La parabola proclamata nella liturgia della quarta domenica dopo la Pentecoste è l’ultima di un gruppo di tre che l’evangelista Matteo fa raccontare da Gesù poco prima della sua Passione. Destinatari del discorso sono i capi del popolo: assetati di potere e di denaro, anziché servire Dio curandosi dei poveri come buoni pastori, difendono interessi di parte, intrallazzando con i potenti e opprimendo i poveri.
Le espressioni iniziali della parabola aiutano a comprenderne l’obiettivo. Il verbo “rassomigliare”, infatti, indica che le immagini del racconto sono un termine di paragone per chiarire quale sia il volto di Dio in cui si crede. In sostanza, Gesù sta provocando così suoi interlocutori: «Se rappresento così il volto di Dio, cosa ne pensi? Gli somiglia? Convince? Lo vorresti un Dio così?».

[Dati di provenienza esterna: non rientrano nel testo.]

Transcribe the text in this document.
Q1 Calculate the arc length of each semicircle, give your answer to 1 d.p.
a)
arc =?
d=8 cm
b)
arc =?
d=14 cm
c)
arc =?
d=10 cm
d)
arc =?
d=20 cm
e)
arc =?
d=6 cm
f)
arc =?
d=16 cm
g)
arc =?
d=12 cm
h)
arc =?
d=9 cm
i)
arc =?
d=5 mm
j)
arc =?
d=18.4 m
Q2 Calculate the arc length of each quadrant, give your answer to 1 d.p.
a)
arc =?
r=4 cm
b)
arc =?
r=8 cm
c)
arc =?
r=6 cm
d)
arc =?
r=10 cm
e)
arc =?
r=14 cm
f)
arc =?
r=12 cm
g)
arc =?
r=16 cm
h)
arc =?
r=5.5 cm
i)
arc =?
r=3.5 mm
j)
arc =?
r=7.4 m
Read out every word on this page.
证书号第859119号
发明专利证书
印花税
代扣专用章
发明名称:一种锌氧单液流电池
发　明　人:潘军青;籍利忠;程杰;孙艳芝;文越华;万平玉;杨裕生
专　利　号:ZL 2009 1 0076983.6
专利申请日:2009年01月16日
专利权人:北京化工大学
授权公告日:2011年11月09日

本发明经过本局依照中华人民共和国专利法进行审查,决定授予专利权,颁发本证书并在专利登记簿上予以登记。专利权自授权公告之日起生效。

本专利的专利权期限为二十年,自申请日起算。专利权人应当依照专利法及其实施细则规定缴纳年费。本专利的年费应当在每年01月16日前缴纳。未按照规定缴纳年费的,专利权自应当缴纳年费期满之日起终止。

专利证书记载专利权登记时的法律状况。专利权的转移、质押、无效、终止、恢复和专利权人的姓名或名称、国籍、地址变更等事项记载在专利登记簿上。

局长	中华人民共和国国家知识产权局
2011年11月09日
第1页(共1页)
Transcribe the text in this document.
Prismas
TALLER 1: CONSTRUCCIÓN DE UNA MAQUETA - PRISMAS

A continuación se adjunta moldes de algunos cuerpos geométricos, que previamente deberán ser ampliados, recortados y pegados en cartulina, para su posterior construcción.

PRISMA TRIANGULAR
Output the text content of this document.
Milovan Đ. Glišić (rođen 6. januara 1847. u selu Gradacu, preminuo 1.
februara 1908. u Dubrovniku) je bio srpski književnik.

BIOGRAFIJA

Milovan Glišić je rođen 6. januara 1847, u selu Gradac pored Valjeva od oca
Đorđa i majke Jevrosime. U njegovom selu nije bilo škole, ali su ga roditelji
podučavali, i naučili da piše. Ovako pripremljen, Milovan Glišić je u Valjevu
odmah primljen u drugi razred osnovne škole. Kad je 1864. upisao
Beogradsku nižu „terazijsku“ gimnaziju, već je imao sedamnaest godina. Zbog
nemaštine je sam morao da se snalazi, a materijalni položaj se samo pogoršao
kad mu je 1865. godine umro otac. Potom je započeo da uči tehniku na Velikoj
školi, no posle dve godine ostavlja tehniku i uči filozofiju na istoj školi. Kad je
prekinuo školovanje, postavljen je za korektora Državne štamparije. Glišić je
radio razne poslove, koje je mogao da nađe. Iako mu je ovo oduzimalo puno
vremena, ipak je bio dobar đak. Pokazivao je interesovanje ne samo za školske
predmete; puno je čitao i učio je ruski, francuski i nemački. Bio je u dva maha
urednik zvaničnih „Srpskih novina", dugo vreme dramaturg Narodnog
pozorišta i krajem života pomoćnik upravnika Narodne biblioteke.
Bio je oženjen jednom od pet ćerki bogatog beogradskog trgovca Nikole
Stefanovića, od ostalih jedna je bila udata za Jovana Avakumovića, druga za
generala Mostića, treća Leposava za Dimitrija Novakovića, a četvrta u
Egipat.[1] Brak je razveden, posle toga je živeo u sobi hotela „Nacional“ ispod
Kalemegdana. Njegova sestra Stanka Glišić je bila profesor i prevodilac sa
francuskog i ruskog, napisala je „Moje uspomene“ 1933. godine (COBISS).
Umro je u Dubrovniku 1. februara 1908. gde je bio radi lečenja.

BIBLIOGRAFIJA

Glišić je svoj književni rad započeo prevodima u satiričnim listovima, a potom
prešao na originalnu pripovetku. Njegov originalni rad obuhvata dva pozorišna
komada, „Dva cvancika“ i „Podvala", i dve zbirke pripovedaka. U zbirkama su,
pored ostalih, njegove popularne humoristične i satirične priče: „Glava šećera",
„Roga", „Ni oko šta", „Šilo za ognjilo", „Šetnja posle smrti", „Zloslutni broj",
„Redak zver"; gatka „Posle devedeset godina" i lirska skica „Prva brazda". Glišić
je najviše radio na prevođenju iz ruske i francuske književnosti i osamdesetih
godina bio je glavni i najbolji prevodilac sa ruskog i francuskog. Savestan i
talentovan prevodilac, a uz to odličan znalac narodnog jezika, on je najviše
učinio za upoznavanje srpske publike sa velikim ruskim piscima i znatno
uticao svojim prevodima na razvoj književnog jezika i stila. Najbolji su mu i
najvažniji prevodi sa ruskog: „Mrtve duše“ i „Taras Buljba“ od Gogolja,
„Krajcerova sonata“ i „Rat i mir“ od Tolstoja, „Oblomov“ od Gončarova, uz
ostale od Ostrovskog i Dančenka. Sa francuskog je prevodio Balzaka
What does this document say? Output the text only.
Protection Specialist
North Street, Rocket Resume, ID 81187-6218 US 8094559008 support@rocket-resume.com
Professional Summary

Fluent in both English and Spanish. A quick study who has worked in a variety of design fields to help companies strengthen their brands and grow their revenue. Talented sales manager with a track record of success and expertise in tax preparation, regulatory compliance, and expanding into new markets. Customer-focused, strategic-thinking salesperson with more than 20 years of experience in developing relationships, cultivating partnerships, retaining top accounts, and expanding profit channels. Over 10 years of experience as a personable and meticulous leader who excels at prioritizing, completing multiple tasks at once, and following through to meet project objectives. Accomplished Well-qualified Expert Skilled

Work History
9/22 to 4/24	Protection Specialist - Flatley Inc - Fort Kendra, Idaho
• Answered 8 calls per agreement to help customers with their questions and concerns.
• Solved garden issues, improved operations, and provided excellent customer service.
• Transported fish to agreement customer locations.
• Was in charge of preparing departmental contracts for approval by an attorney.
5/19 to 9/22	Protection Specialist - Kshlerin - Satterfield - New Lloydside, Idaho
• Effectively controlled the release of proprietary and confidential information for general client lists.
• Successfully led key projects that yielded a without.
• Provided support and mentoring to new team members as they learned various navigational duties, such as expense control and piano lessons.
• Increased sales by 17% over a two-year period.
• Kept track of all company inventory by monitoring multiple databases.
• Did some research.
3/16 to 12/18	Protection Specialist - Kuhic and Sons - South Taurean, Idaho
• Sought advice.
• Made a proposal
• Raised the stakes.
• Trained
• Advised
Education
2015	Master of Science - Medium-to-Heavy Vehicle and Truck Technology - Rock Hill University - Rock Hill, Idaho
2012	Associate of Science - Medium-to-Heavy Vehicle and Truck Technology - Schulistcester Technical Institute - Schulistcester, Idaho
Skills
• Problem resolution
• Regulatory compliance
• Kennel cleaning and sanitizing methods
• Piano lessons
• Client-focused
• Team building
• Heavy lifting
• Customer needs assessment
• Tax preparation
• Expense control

Gli ascoltatori avevano bene in mente ciò che avveniva nei banchetti di un sovrano di quel tempo o di chiunque altro avesse potere, una corte, dei soldati e un territorio da governare. I banchetti erano meeting politico-economici, in cui si invitavano nobili, ricchi, proprietari terrieri per ragioni di prestigio e per stringere alleanze o accordi commerciali. A volte avevano anche scopi populistici e demagogici quando si invitava il popolo a parteciparvi, cercandone il favore.
In quelle circostanze, erano frequenti anche scene come quella dell’espulsione finale: un potente che subiva un affronto pubblico non esitava infatti a punire il responsabile arrestandolo e torturandolo nelle segrete di cui i palazzi erano di frequente dotati. Anche la brutalità e la sproporzione delle reazioni per le offese subite sono storicamente attestate: incendi di intere città, devastazioni, deportazioni. Le immagini della parabola, dunque, non erano semplici metafore frutto di fantasia, ma esempi tratti da una realtà effettiva portatrice di sofferenze umane e di gravi ingiustizie. Possibile che Gesù intendesse attribuire a Dio atteggiamenti simili? Improbabile. Inoltre, nel testo di Matteo, il mondo giusto di Dio – il «regno di Dio» – è sempre posto in contrapposizione radicale e alternativa alle ingiustizie mondane. Cioè, secondo l’evangelista, Dio si comporta in tutt’altro altro modo rispetto ai potenti del mondo: non usa la violenza, la rappresaglia, la minaccia; non strumentalizza i poveri; non priva della libertà; non è permaloso né umorale; non accetta solo chi presenta crediti adeguati e via dicendo.
La parabola afferma, allora, in modo controintuitivo: Dio non è affatto così! Gesù, raccontandola, chiede implicitamente di rispondere alle ingiustizie instaurando il mondo di Dio, quello annunciato con il suo Vangelo di guarigione e prossimità ai poveri. Il versetto finale è dunque un invito a chi ascolta perché prenda posizione: in un mondo in cui la maggior parte – i «molti chiamati» – è tentata di agire con le stesse logiche e metodi del sovrano del racconto, coloro che scelgono il Vangelo – «i pochi eletti» – devono essere alternativi praticando la giustizia del Regno, radicalmente opposta.